Yeni haftasonu ekimiz Extra’da değindiğimiz muhteşem lezzet paçaya dair pek çok ilginç bilgi ve dahası…

YAYINLAMA
GÜNCELLEME

Püf noktalarıyla paça demiş, verdiğim tarifin yanında şunları da yazmıştım yeni ekimiz Extra’da:

Osmanlı saray mutfağında paça çorbası kuzu, keçi ve koyun paçasından yapılıyordu.

Saray mutfağında paçadan çeşitli yemekler de hazırlanıyordu. Bunların arasında "kelle paça", "işkembeli paça", "landü", "zerenduni", "sirkeli paça, "paça böreği", "paça çorbası", "paça dondurması", "paça yahnisi", "paça tiridi", "terbiyeli paça", "paça dolması", "paça pilakisi" yer alıyordu.

Paçanın dondurması da yapılıyordu. Bunun için kaynatılan paçanın tutkallı suyundan yararlanılıyordu.

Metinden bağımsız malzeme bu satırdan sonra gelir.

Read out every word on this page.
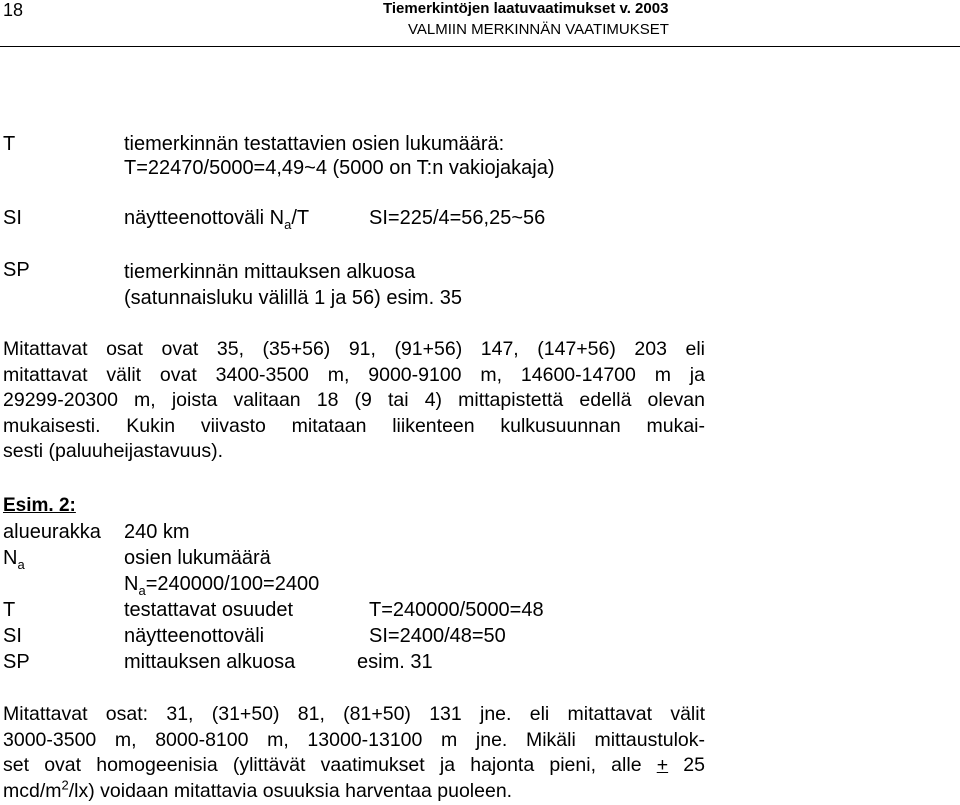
18	Tiemerkintöjen laatuvaatimukset v. 2003
VALMIIN MERKINNÄN VAATIMUKSET
T	tiemerkinnän testattavien osien lukumäärä:
T=22470/5000=4,49~4 (5000 on T:n vakiojakaja)
SI	näytteenottoväli $N_a/T$	SI=225/4=56,25~56
SP	tiemerkinnän mittauksen alkuosa
(satunnaisluku välillä 1 ja 56) esim. 35
Mitattavat osat ovat 35, (35+56) 91, (91+56) 147, (147+56) 203 eli
mitattavat välit ovat 3400-3500 m, 9000-9100 m, 14600-14700 m ja
29299-20300 m, joista valitaan 18 (9 tai 4) mittapistettä edellä olevan
mukaisesti. Kukin viivasto mitataan liikenteen kulkusuunnan mukai-
sesti (paluuheijastavuus).
Esim. 2:
alueurakka 240 km
$N_a$	osien lukumäärä
$N_a=240000/100=2400$
T	testattavat osuudet	T=240000/5000=48
SI	näytteenottoväli	SI=2400/48=50
SP	mittauksen alkuosa	esim. 31
Mitattavat osat: 31, (31+50) 81, (81+50) 131 jne. eli mitattavat välit
3000-3500 m, 8000-8100 m, 13000-13100 m jne. Mikäli mittaustulok-
set ovat homogeenisia (ylittävät vaatimukset ja hajonta pieni, alle + 25
mcd/$m^2/lx$) voidaan mitattavia osuuksia harventaa puoleen.
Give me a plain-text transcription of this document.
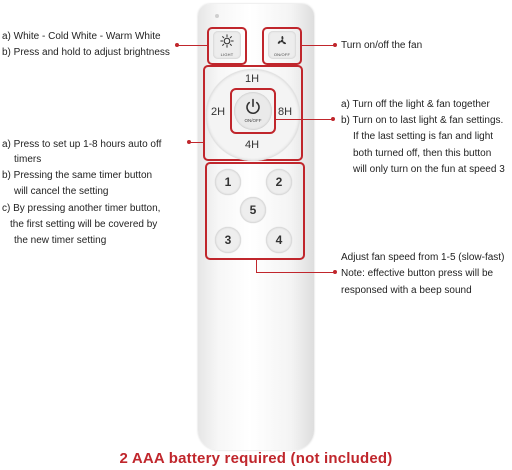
LIGHT	ON/OFF
1H
2H	8H
4H
ON/OFF
1	2
5
3	4
a) White - Cold White - Warm White
b) Press and hold to adjust brightness
a) Press to set up 1-8 hours auto off
timers
b) Pressing the same timer button
will cancel the setting
c) By pressing another timer button,
the first setting will be covered by
the new timer setting
Turn on/off the fan
a) Turn off the light & fan together
b) Turn on to last light & fan settings.
If the last setting is fan and light
both turned off, then this button
will only turn on the fun at speed 3
Adjust fan speed from 1-5 (slow-fast)
Note: effective button press will be
responsed with a beep sound
2 AAA battery required (not included)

Paça, Mısır Çarşısı'nın kapılarından birine de adını vermişti: "Paçacılar Kapısı".

Bir İstanbul yemeği

İstanbul Büyükşehir Belediyesi Kültür A. Ş.’nin yayınları arasından çıkan Nilgün Tatlı imzalı “İstanbul’un 100 Yemeği”nden alıntılarla devam edelim. Tatlı, önce çorbaların İstanbul yemek kültüründeki öneminden söz ediyor:

“İstanbul yemek kültüründe çorbaların yeri her zaman ayrı olmuştur. Ülkemizde pişen 300 çeşit çorba, 15. ve 19. yüzyılları arasında tavuklu çorbalar, sebzeli çorbalar, baklagilli - tahıllı ve hamurlu çorbalar, etli - sakatatlı çorbalar, deniz ürünleri çorbası, sütlü - yoğurtlu çorbalar ve narenciye ekşili, kuru meyve ve koruk suyundan yapılmış çorbalar olarak gruplandırılabilir. 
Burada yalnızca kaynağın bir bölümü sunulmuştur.